Resultaten model 1 Noot. Gestandaardiseerde coëfficiënten van de directe relaties tussen APC (gerapporteerd door de leerling), gecontroleerde motivatie, faalangst en onderpresteren (gerapporteerd door leerling) (volle pijlen) en de samenhang tussen faalangst en gecontroleerde motivatie (stippellijn). Significantieniveau: ** p ≤ 0,01, *** p ≤ 0,001.

We moeten dit echter wel met een korreltje zout nemen. Om resultaten van sterke verklarende kracht te voorzien, zijn uitgebreidere analyses noodzakelijk. Er zijn geen oorzaak-gevolg relaties vast te stellen. Het kan bijvoorbeeld evengoed zijn dat het herhaaldelijk “falen” van een leerling er net voor zorgt dat ouders meer psychologisch controleren. Bovendien zullen andere factoren zoals de schoolse context of bepaalde levensgebeurtenissen waarschijnlijk ook een rol spelen in de verklaring van onderpresteren. 

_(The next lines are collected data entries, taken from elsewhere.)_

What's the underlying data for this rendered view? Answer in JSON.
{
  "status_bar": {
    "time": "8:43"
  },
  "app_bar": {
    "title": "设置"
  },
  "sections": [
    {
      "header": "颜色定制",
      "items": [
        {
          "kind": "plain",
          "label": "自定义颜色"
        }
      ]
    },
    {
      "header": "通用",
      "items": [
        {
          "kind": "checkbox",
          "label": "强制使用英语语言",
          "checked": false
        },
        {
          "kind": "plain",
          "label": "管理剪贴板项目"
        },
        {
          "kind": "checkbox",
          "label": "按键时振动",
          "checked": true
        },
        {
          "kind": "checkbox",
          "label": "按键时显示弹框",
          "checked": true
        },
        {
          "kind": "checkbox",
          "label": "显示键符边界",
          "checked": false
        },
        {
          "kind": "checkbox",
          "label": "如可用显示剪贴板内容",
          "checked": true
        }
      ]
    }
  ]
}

Kortom, waarom een begaafde leerling niet presteert naar zijn capaciteiten is geen evidente vraag om te beantwoorden. Deze masterthesis onthult slechts een tipje van de sluier. Benieuwd wat het TALENT-project nog meer ontdekt? Je kan alles volgen via www.projecttalent.be

 

 

*Project TALENT is een samenwerkingsverband tussen KULeuven, Universiteit van Gent en Universiteit van Antwerpen. 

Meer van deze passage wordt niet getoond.